3-4. You don’t need sync write for torrents. Regarding the recordsize, it depends on the size of the files. I would personally go with 1-4M for big files. Also, zfs (just as any CoW filesystem) is not very well suited for torrents. Although, your separate SSD pool for active downloads should help.
For an all flash pool, suppose there might be a use case where a sVDEV is useful (tiers of flash speed) but for your average SOHO application, I see little to no benefit.
SLOGs speed up sync writes (especially for HDD-based Pools) and should feature power loss protection. Hence the use of Optane, battery-backed RAM, and like solutions. For an all-flash SOHO system, the use case seems remote.

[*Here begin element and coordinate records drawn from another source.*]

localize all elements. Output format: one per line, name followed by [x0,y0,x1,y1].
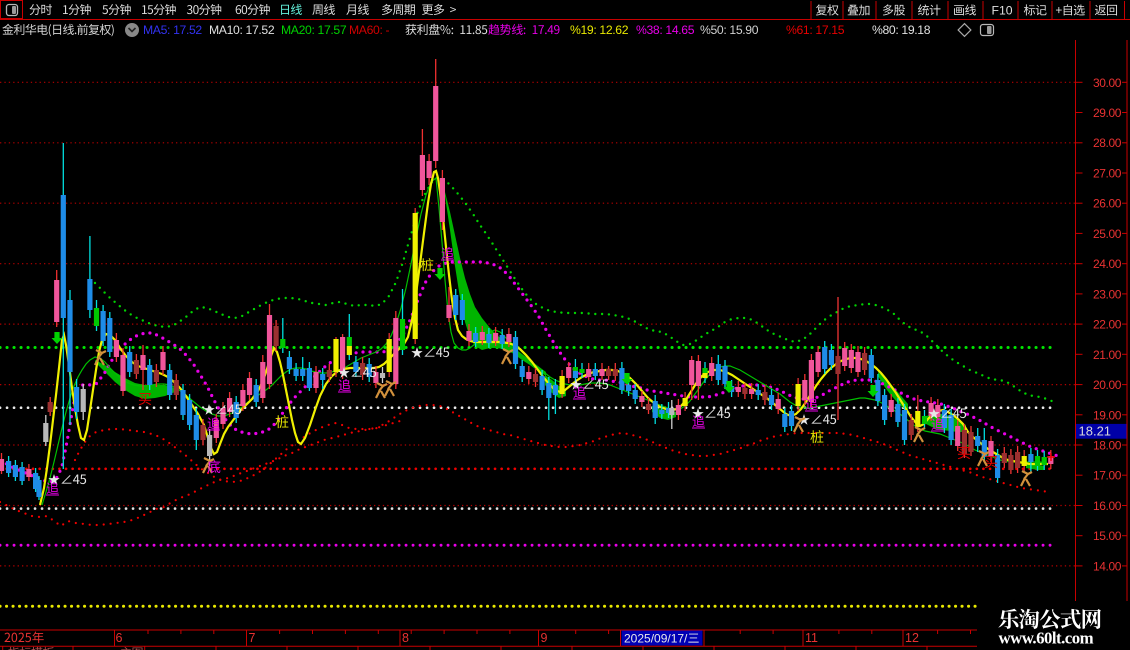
svg-text:20.00: 20.00 [1093,378,1122,392]
svg-text:24.00: 24.00 [1093,257,1122,271]
svg-text:26.00: 26.00 [1093,197,1122,211]
svg-text:www.60lt.com: www.60lt.com [998,629,1093,648]
svg-text:18.21: 18.21 [1079,424,1112,439]
svg-text:18.00: 18.00 [1093,439,1122,453]
svg-text:%61: 17.15: %61: 17.15 [786,23,845,37]
svg-text:15.00: 15.00 [1093,529,1122,543]
svg-text:9: 9 [541,631,548,645]
svg-text:F10: F10 [992,4,1013,18]
svg-text:%19: 12.62: %19: 12.62 [570,23,629,37]
svg-text:MA10: 17.52: MA10: 17.52 [209,23,275,37]
svg-text:25.00: 25.00 [1093,227,1122,241]
svg-text:14.00: 14.00 [1093,559,1122,573]
svg-text:23.00: 23.00 [1093,287,1122,301]
svg-text:%50: 15.90: %50: 15.90 [700,23,759,37]
svg-text:30.00: 30.00 [1093,76,1122,90]
svg-text:8: 8 [402,631,409,645]
svg-text:2025/09/17/: 2025/09/17/ [624,632,688,646]
svg-text:16.00: 16.00 [1093,499,1122,513]
svg-text:21.00: 21.00 [1093,348,1122,362]
svg-text:MA5: 17.52: MA5: 17.52 [143,23,202,37]
svg-text:%80: 19.18: %80: 19.18 [872,23,931,37]
svg-text:MA60: -: MA60: - [349,23,390,37]
svg-text:29.00: 29.00 [1093,106,1122,120]
svg-text:22.00: 22.00 [1093,318,1122,332]
svg-text:6: 6 [116,631,123,645]
svg-text:27.00: 27.00 [1093,167,1122,181]
svg-text:19.00: 19.00 [1093,408,1122,422]
svg-text:28.00: 28.00 [1093,136,1122,150]
svg-text:17.00: 17.00 [1093,469,1122,483]
svg-text:12: 12 [905,631,919,645]
svg-text:MA20: 17.57: MA20: 17.57 [281,23,347,37]
svg-text:%38: 14.65: %38: 14.65 [636,23,695,37]
svg-text:11: 11 [805,631,818,645]
svg-text:7: 7 [249,631,256,645]
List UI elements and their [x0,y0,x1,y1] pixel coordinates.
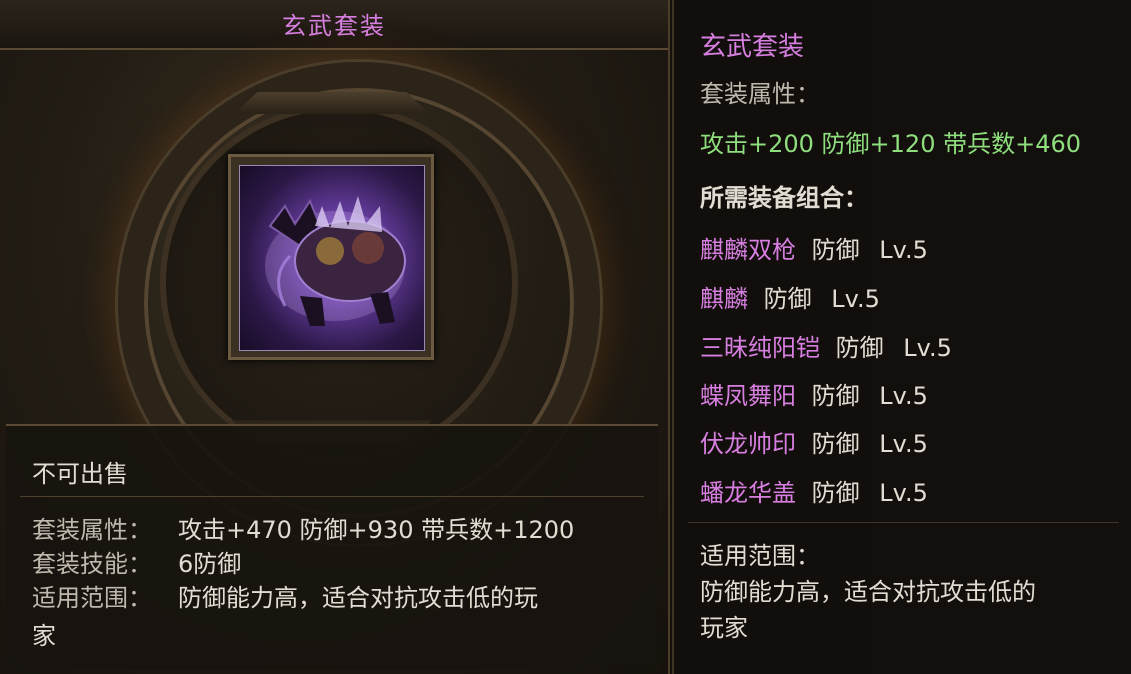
set-tooltip: 玄武套装 套装属性： 攻击+200 防御+120 带兵数+460 所需装备组合：… [672,0,1131,674]
frame-top-ornament [234,92,430,114]
divider [688,522,1119,523]
required-item-name: 麒麟 [700,285,748,313]
required-item-type: 防御 [811,430,860,458]
required-item-name: 蟠龙华盖 [700,479,796,507]
tooltip-area: 玄武套装 套装属性： 攻击+200 防御+120 带兵数+460 所需装备组合：… [672,0,1131,674]
required-item-name: 伏龙帅印 [700,430,796,458]
set-skill-value: 6防御 [178,550,242,578]
required-item-name: 蝶凤舞阳 [700,382,796,410]
tooltip-set-attr-value: 攻击+200 防御+120 带兵数+460 [700,130,1082,158]
set-info-box: 不可出售 套装属性： 攻击+470 防御+930 带兵数+1200 套装技能： … [6,424,658,670]
tooltip-set-name: 玄武套装 [700,32,805,62]
scope-value-cont: 家 [32,622,56,650]
required-item-type: 防御 [811,382,860,410]
required-item-type: 防御 [811,479,860,507]
tooltip-scope-line2: 玩家 [700,614,748,642]
required-item-row: 蟠龙华盖 防御 Lv.5 [700,473,928,508]
not-sellable-label: 不可出售 [32,460,128,488]
set-detail-panel: 玄武套装 不可出售 套装属性： 攻击+470 防御+930 带兵数+1200 套… [0,0,670,674]
set-skill-label: 套装技能： [32,550,152,578]
scope-label: 适用范围： [32,584,152,612]
panel-title-bar: 玄武套装 [0,0,668,50]
required-item-level: Lv.5 [903,334,952,362]
required-item-level: Lv.5 [879,236,928,264]
required-item-level: Lv.5 [879,382,928,410]
required-item-level: Lv.5 [879,430,928,458]
required-item-level: Lv.5 [831,285,880,313]
required-item-type: 防御 [763,285,812,313]
item-slot[interactable] [228,154,434,360]
required-item-level: Lv.5 [879,479,928,507]
tooltip-set-attr-label: 套装属性： [700,80,820,108]
required-item-row: 三昧纯阳铠 防御 Lv.5 [700,328,952,363]
required-item-row: 麒麟 防御 Lv.5 [700,279,880,314]
set-attr-value: 攻击+470 防御+930 带兵数+1200 [178,516,575,544]
tooltip-scope-label: 适用范围： [700,542,820,570]
set-attr-label: 套装属性： [32,516,152,544]
scope-value: 防御能力高，适合对抗攻击低的玩 [178,584,538,612]
required-item-type: 防御 [835,334,884,362]
required-item-row: 麒麟双枪 防御 Lv.5 [700,230,928,265]
required-item-type: 防御 [811,236,860,264]
required-item-row: 伏龙帅印 防御 Lv.5 [700,424,928,459]
divider [20,496,644,497]
required-item-row: 蝶凤舞阳 防御 Lv.5 [700,376,928,411]
required-item-name: 三昧纯阳铠 [700,334,820,362]
required-item-name: 麒麟双枪 [700,236,796,264]
required-items-label: 所需装备组合： [700,184,868,212]
tooltip-scope-line1: 防御能力高，适合对抗攻击低的 [700,578,1036,606]
purple-dragon-turtle-icon[interactable] [239,165,425,351]
panel-title: 玄武套装 [282,12,386,40]
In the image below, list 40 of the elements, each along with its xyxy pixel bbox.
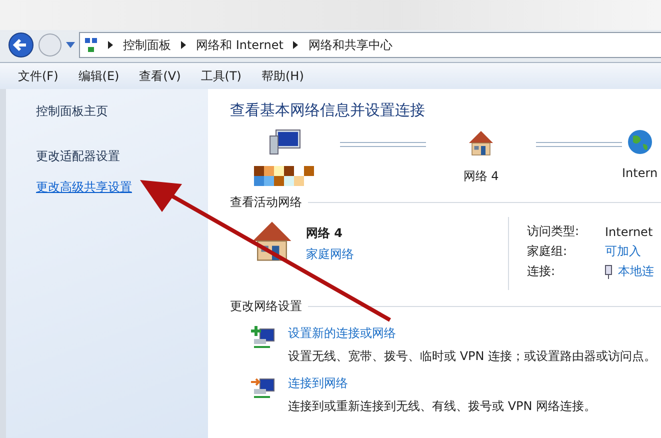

If a SLOG is indicated due to database integrity and like reasons, then you’ll have to pay some big bucks for a SLOG that can keep up with an all flash array. More likely than not, a SLOG would slow a multi-VDEV flash array down, rather than up.
In other words, unless you have a specific need for a SLOG that you can articulate, chances are that you don’t need one for a large, all-flash array.
Can’t speak to the torrenting questions because I have zero experience with same. Your pipes to the internet better be fat, symmetric to take advantage of the flash arrays.
Don’t know. I, for one, plan to use lvm with ext4 (in proxmox) for active downloads and then move them to truenas. Somewhat similar to your setup, an ssd-pool should mitigate the fragmentation issue. However, I still didn’t migrate my transmission setup from the old ext4 NAS.
Also, there are claims that with recordsize>=1M, fragmentation would be no issue. I’m interested in the topic myself and don’t have a solution.
TBH, torrents are the last thing you want sync writes for. They even have a built-in checksum for mitigating all sorts of outages and data integrity issues…
I have a similar setup implemented, a 4 NVMe pool in Raidz1, you don’t need any special setup, I have 2x qBittorrents instances running (over a 10Gbe network), and they hardly tickle the pool.
The question is where are you going to run the qBittorrent application.? One of mine is running on a Ubuntu desktop, and it uses a lot of CPU resources, whereas the other which runs in an LXC container with web access hardly uses any CPU.
I also use the same pool as my Windows MyDocs & Downloads storage, and as an iSCSI storage, and I’ve never noticed any slowdown in disk access.